People keep pressing forward on this idea of unlimited designer freedom, that the designers should all be free to design only the thing that they want to design... Well, not everyone is going to agree to the design, and most major things that get released do not rely solely on the single vision of a single artist.

To step away from gaming for a second and talk about Manga, there is a rather famous story in the Manga/Anime community. Masashi Kishimoto, the man who created Naruto, did not have any plans to include the rival character Sasuke. He was told, by his editor, to include the character against his initial wishes. Sasuke is HALF the story. The story as it exists, every single major arc of hundreds of chapters, makes no sense at all if he is taken out of the story. It all falls apart.

And yes, you could challenge "but maybe it would have been an even better story without him!" And, you can make that argument in talking about a series that is impossible to imagine, just like I can say "the new novel released in 2030 will completely destroy Tolkien in terms of quality and drive him into obscurity". You can't disprove that, because the story doesn't exist and it is theoretically possible. But practically, it is a hard claim to defend.

Yes, a designer is not 100% free to do anything they want when they work for someone else. But that can just as easily make their work BETTER as it can make it worse.
 

Yes, a designer is not 100% free to do anything they want when they work for someone else. But that can just as easily make their work BETTER as it can make it worse.

I mean ... there's a reason we play tennis with a net.

Unfettered freedom to create can sometimes be a great thing.
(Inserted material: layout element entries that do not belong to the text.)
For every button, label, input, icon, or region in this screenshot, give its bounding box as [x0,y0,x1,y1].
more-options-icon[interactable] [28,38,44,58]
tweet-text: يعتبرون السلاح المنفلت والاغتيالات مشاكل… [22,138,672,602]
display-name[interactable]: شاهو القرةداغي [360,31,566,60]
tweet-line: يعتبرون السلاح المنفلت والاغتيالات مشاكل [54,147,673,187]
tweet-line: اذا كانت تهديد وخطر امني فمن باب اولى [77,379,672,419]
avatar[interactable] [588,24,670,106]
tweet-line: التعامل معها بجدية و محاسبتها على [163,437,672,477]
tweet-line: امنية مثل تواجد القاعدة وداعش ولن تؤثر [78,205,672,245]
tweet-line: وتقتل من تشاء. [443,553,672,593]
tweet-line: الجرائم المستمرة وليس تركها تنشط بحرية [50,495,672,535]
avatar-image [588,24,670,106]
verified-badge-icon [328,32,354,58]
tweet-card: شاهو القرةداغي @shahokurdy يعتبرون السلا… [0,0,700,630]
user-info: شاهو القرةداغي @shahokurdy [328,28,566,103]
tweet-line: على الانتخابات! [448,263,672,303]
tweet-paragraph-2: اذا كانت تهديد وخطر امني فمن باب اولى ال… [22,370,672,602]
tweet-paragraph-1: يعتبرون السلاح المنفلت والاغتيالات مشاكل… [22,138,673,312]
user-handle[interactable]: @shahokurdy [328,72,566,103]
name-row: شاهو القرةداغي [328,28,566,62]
But designing within constraints can also lead to amazing work.

There never is a correct answer.
 

New content has been delivered as new editions, supplements (optional), and errata (mandatory - for digital, at least). But 5.24 is being defined as something else like a supplemental errata. It's a bit of a paradox - it is both mandatory and optional. If a table is playing the 5.24 rules, those rules, including the class tables and class spell lists, become the default rules. 5e characters are converted unless they're not in 5.24. For the earlier example of the bladesinger with booming blade - they couldn't have booming blade RAW because Wizard is in 5.24 but, from a comment I saw, booming blade is not. Yet it is also fine to play a 5e character made with 5e rules at a table playing 5.24, so you can have a bladesinger with booming blade RAW. Both of these bladesingers can play in the same game. That's great flexibility, but forgive me, it's chaotic. I think that for practicality's sake 5e and 5.24 may work best if treated as different editions.

Naming is functional and communicates compatibility for characters between editions. A lot of what I'm seeing is a broad handwaving about balance to state there's compatibility. But I think players' perception of balance can be pretty important. I would want at least a heads up if I was going to be playing a 5e monk, paladin, fighter, ranger, what have you at a table with a similar 5.24 character, or vice versa. We can play across versions, but that doesn't mean we should.
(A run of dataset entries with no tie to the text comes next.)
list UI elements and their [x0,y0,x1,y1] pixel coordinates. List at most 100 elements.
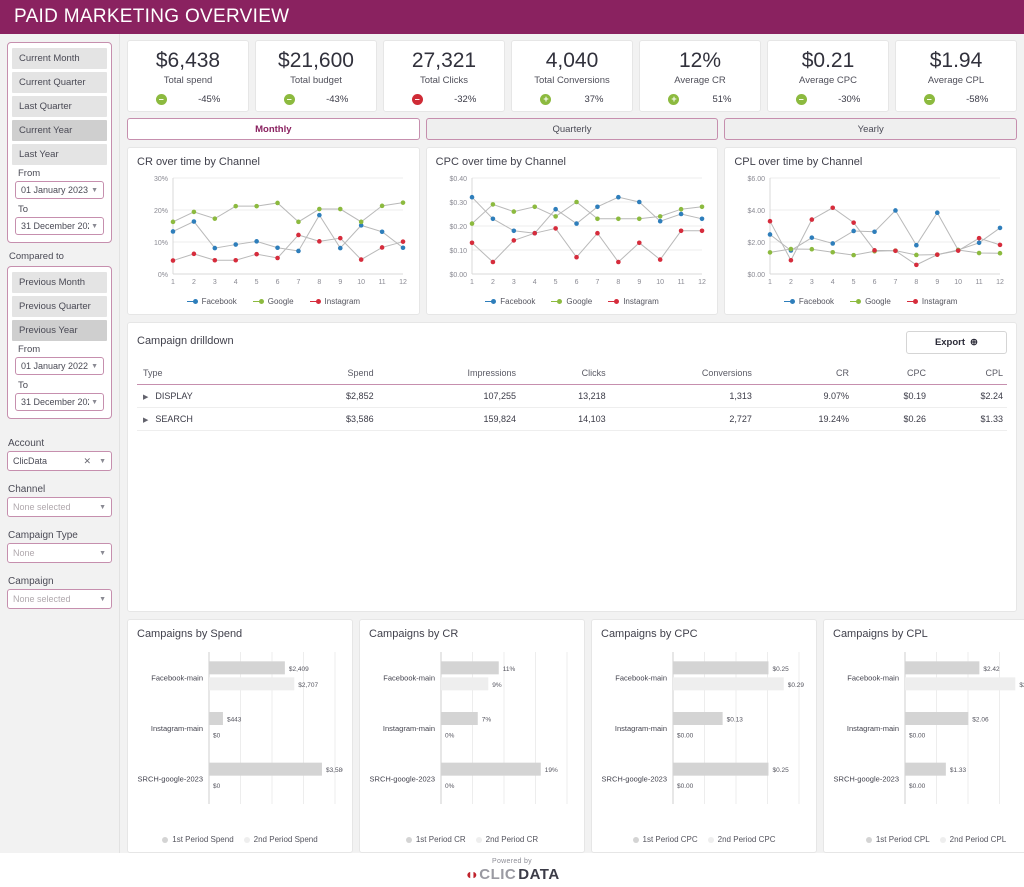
svg-text:$0.13: $0.13 [727,717,744,724]
chart-card-cr-over-time-by-channel: CR over time by Channel 0% 10% 20% 30% 1 2 3 4 5 6… [127,147,420,316]
tab-yearly[interactable]: Yearly [724,118,1018,141]
column-header-cpc[interactable]: CPC [853,365,930,386]
kpi-delta-value: -30% [838,94,861,106]
filter-select-campaign[interactable]: None selected ▼ [7,589,112,609]
kpi-value: 12% [678,49,722,72]
svg-text:10%: 10% [154,240,168,247]
compare-from-select[interactable]: 01 January 2022 ▼ [15,357,104,375]
legend-label: Instagram [324,297,361,307]
plot-area: $0.00 $0.10 $0.20 $0.30 $0.40 1 2 3 4 5 6 7 8 9 10 11 12 [436,172,709,295]
legend-item-1st-period-cpc[interactable]: 1st Period CPC [632,835,698,844]
legend-item-2nd-period-spend[interactable]: 2nd Period Spend [243,835,318,844]
legend-dot-icon [315,299,321,305]
plot-area: Facebook-main $2,409 $2,707 Instagram-main $… [137,644,343,833]
legend-item-2nd-period-cpl[interactable]: 2nd Period CPL [939,835,1006,844]
line-charts-row: CR over time by Channel 0% 10% 20% 30% 1 2 3 4 5 6… [127,147,1018,316]
legend-label: Instagram [623,297,659,307]
chart-title: Campaigns by CPL [833,628,928,640]
cell-type[interactable]: ▶ SEARCH [137,407,289,432]
expand-triangle-icon[interactable]: ▶ [143,394,148,401]
column-header-conversions[interactable]: Conversions [609,365,756,386]
date-to-select[interactable]: 31 December 2023 ▼ [15,217,104,235]
compare-option-previous-year[interactable]: Previous Year [12,320,107,341]
kpi-value: $0.21 [801,49,855,72]
compare-options-list: Previous Month Previous Quarter Previous Y… [12,272,107,341]
column-header-type[interactable]: Type [137,365,289,386]
legend-dot-icon [162,836,169,843]
filter-select-account[interactable]: ClicData ✕ ▼ [7,451,112,471]
cell-type[interactable]: ▶ DISPLAY [137,384,289,409]
date-from-select[interactable]: 01 January 2023 ▼ [15,181,104,199]
period-option-current-quarter[interactable]: Current Quarter [12,72,107,93]
legend-item-1st-period-cpl[interactable]: 1st Period CPL [865,835,930,844]
filter-select-campaign-type[interactable]: None ▼ [7,543,112,563]
minus-circle-icon: – [923,94,935,106]
filter-value: None selected [13,594,71,604]
table-row[interactable]: ▶ SEARCH $3,586 159,824 14,103 2,727 19.24% $0.… [137,407,1007,432]
kpi-card-total-conversions: 4,040 Total Conversions +37% [511,40,633,113]
kpi-card-total-spend: $6,438 Total spend – -45% [127,40,249,113]
legend-item-1st-period-cr[interactable]: 1st Period CR [405,835,466,844]
clear-icon[interactable]: ✕ [84,456,98,467]
column-header-clicks[interactable]: Clicks [520,365,610,386]
svg-text:30%: 30% [154,176,168,183]
chart-card-cpc-over-time-by-channel: CPC over time by Channel $0.00 $0.10 $0.20 $… [425,147,719,316]
compare-option-previous-month[interactable]: Previous Month [12,272,107,293]
column-header-spend[interactable]: Spend [288,365,378,386]
period-option-last-quarter[interactable]: Last Quarter [12,96,107,117]
chevron-down-icon: ▼ [99,549,106,557]
legend-label: Facebook [798,297,835,307]
plot-area: Facebook-main $0.25 $0.29 Instagram-main $0.… [601,644,807,833]
legend-item-facebook[interactable]: Facebook [186,297,237,306]
svg-text:6: 6 [574,279,578,286]
legend-dot-icon [912,299,918,305]
from-label: From [18,168,41,179]
legend-item-instagram[interactable]: Instagram [309,297,361,307]
chart-title: Campaigns by CR [369,628,459,640]
app-body: Current Month Current Quarter Last Quarter… [0,34,1024,853]
legend-item-2nd-period-cpc[interactable]: 2nd Period CPC [707,835,775,844]
period-option-current-month[interactable]: Current Month [12,48,107,69]
legend-item-google[interactable]: Google [252,297,294,306]
period-option-current-year[interactable]: Current Year [12,120,107,141]
kpi-label: Total spend [163,75,213,87]
table-row[interactable]: ▶ DISPLAY $2,852 107,255 13,218 1,313 9.07% $0.… [137,384,1007,409]
column-header-cr[interactable]: CR [755,365,854,386]
chevron-down-icon: ▼ [99,595,106,603]
compare-from-value: 01 January 2022 [21,361,89,371]
bar-chart-svg: Facebook-main 11% 9% Instagram-main 7% 0% SRCH… [370,652,568,804]
period-option-last-year[interactable]: Last Year [12,144,107,165]
legend-item-1st-period-spend[interactable]: 1st Period Spend [162,835,234,844]
legend-item-facebook[interactable]: Facebook [485,297,535,306]
column-header-impressions[interactable]: Impressions [377,365,521,386]
tab-quarterly[interactable]: Quarterly [425,118,719,141]
export-button[interactable]: Export ⊕ [905,331,1007,355]
cell-cpc: $0.19 [853,384,930,409]
chart-title: Campaigns by Spend [137,628,243,640]
kpi-label: Average CR [674,75,726,87]
legend-item-google[interactable]: Google [850,297,891,306]
legend-item-instagram[interactable]: Instagram [906,297,957,306]
legend-item-google[interactable]: Google [551,297,592,306]
legend-dot-icon [865,836,872,843]
chart-title: CR over time by Channel [137,156,260,169]
chart-legend: 1st Period Spend 2nd Period Spend [137,835,343,844]
legend-item-instagram[interactable]: Instagram [608,297,659,306]
tab-monthly[interactable]: Monthly [127,118,420,141]
column-header-cpl[interactable]: CPL [929,365,1007,386]
minus-circle-icon: – [411,94,423,106]
filter-select-channel[interactable]: None selected ▼ [7,497,112,517]
svg-text:Facebook-main: Facebook-main [383,673,435,682]
svg-text:$3.59: $3.59 [1019,682,1024,689]
line-chart-svg: 0%10%20%30%1 2 3 4 5 6 7 8 9 10 11 12 [154,176,407,286]
compare-option-previous-quarter[interactable]: Previous Quarter [12,296,107,317]
legend-item-2nd-period-cr[interactable]: 2nd Period CR [475,835,538,844]
expand-triangle-icon[interactable]: ▶ [143,417,148,424]
legend-label: Facebook [500,297,536,307]
table-header-row: Type Spend Impressions Clicks Conversions CR C… [137,365,1007,386]
kpi-delta: +37% [518,94,626,106]
compare-to-select[interactable]: 31 December 2022 ▼ [15,393,104,411]
app-header: PAID MARKETING OVERVIEW [0,0,1024,34]
legend-item-facebook[interactable]: Facebook [783,297,835,307]
kpi-label: Total Clicks [419,75,469,87]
5.24 is backwards compatible in the way that the Borg are compatible with anyone. Just convert. It's funny, by stating 5.24 is backwards compatible, it defines 5.24 as a different edition. Because you don't state that a supplement or errata is backwards compatible. The linguistic gymnastics to say the books are backwards compatible instead of the new edition is backwards compatible is impressive.
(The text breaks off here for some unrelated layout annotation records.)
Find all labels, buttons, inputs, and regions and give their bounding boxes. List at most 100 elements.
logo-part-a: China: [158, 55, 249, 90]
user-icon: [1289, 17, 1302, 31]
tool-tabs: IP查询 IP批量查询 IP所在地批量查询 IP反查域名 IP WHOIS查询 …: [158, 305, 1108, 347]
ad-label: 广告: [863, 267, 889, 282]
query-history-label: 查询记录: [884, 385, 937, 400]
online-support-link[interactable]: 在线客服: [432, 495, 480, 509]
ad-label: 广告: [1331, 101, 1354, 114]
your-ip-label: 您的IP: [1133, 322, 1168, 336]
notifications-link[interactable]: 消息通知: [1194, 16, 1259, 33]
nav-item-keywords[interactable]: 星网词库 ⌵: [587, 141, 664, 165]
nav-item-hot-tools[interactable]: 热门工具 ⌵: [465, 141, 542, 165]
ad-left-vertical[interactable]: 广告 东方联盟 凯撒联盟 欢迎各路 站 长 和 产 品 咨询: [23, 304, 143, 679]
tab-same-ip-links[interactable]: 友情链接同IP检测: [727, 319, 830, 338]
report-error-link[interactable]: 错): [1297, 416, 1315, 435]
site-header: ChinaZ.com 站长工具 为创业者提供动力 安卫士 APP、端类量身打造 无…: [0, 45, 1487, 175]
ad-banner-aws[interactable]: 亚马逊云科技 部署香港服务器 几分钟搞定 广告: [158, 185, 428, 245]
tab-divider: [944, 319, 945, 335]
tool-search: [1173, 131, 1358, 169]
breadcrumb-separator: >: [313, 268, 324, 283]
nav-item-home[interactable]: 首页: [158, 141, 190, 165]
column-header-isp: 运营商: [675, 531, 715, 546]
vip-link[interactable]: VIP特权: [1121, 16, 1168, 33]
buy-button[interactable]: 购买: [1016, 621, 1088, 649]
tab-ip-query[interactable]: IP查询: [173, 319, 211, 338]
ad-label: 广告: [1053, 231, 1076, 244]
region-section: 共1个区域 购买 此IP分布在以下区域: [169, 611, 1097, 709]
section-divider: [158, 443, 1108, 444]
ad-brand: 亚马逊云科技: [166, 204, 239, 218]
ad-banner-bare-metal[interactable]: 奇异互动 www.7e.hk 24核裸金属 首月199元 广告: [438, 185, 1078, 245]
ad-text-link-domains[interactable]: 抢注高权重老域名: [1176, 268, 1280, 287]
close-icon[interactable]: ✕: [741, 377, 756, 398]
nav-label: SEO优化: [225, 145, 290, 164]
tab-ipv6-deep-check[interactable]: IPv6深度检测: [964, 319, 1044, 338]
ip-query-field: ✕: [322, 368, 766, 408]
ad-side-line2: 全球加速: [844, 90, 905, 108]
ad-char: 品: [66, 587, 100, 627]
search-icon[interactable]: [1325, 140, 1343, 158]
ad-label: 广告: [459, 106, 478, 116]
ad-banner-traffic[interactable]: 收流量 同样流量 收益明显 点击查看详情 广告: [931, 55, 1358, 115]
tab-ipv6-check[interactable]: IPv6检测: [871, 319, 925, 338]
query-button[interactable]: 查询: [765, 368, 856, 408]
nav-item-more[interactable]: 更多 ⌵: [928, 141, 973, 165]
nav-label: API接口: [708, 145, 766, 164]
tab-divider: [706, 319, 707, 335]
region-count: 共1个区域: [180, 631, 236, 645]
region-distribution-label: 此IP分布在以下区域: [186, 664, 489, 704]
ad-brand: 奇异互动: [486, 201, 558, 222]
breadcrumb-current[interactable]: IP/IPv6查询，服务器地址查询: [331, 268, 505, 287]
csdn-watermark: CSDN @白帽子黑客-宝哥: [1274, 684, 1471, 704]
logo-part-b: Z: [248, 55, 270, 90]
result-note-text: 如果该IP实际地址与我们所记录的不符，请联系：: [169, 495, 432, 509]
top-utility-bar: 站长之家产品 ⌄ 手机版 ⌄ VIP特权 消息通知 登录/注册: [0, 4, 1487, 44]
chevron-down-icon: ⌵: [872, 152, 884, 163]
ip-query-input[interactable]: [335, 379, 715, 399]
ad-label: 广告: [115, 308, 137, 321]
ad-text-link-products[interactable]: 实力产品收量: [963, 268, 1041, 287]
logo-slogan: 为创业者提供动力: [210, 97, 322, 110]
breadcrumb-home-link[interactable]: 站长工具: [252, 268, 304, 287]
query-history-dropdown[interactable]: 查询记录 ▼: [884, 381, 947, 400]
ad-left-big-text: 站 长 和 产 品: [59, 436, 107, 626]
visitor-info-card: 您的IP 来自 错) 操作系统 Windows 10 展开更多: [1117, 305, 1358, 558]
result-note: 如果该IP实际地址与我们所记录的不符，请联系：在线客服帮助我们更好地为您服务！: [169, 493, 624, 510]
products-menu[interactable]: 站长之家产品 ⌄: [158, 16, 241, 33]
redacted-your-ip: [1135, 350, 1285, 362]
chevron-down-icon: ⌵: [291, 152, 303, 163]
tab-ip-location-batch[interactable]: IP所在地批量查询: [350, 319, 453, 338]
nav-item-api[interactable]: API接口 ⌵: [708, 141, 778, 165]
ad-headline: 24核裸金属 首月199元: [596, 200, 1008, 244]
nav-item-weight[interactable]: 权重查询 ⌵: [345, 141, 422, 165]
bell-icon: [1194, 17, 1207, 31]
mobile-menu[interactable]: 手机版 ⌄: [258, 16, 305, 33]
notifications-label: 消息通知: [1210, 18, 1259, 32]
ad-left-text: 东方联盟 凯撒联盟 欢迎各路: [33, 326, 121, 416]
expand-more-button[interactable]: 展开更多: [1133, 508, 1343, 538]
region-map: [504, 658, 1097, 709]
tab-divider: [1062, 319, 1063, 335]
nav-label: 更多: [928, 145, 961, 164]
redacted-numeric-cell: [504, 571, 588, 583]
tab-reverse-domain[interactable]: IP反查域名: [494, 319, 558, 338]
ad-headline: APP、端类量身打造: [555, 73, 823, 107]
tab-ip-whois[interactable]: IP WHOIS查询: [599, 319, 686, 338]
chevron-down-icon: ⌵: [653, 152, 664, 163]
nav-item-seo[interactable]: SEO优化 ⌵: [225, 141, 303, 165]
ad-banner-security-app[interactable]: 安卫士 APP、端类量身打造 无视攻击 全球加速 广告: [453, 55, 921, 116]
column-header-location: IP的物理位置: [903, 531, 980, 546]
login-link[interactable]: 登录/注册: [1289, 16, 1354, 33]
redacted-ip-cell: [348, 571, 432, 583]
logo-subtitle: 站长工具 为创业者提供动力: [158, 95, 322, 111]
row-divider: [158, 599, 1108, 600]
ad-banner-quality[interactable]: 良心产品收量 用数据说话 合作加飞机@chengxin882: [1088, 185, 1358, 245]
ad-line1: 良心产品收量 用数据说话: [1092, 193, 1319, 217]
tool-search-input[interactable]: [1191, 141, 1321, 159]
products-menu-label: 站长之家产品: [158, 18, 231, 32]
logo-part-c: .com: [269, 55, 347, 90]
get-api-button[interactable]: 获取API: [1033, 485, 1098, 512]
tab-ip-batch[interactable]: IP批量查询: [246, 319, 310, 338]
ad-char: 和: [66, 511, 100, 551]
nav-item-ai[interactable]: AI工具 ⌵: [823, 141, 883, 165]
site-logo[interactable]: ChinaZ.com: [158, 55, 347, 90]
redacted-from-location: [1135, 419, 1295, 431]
tl;dr I think the naming matters because it sets expectations and player perceptions of fair play are more important than how balanced the characters might be.
 

If my goal is to serve the most exotic and elaborate meal to you that I can, is it a victory if I serve chilled monkey brains and nobody eats it? I met my goal, and all you did was vomit on the rug. Part of design is knowing your audience.
Seems a bit hyperbolic. I doubt your strawman is what the designers want. You keep standing that poor stuffie up so you can knock it down though.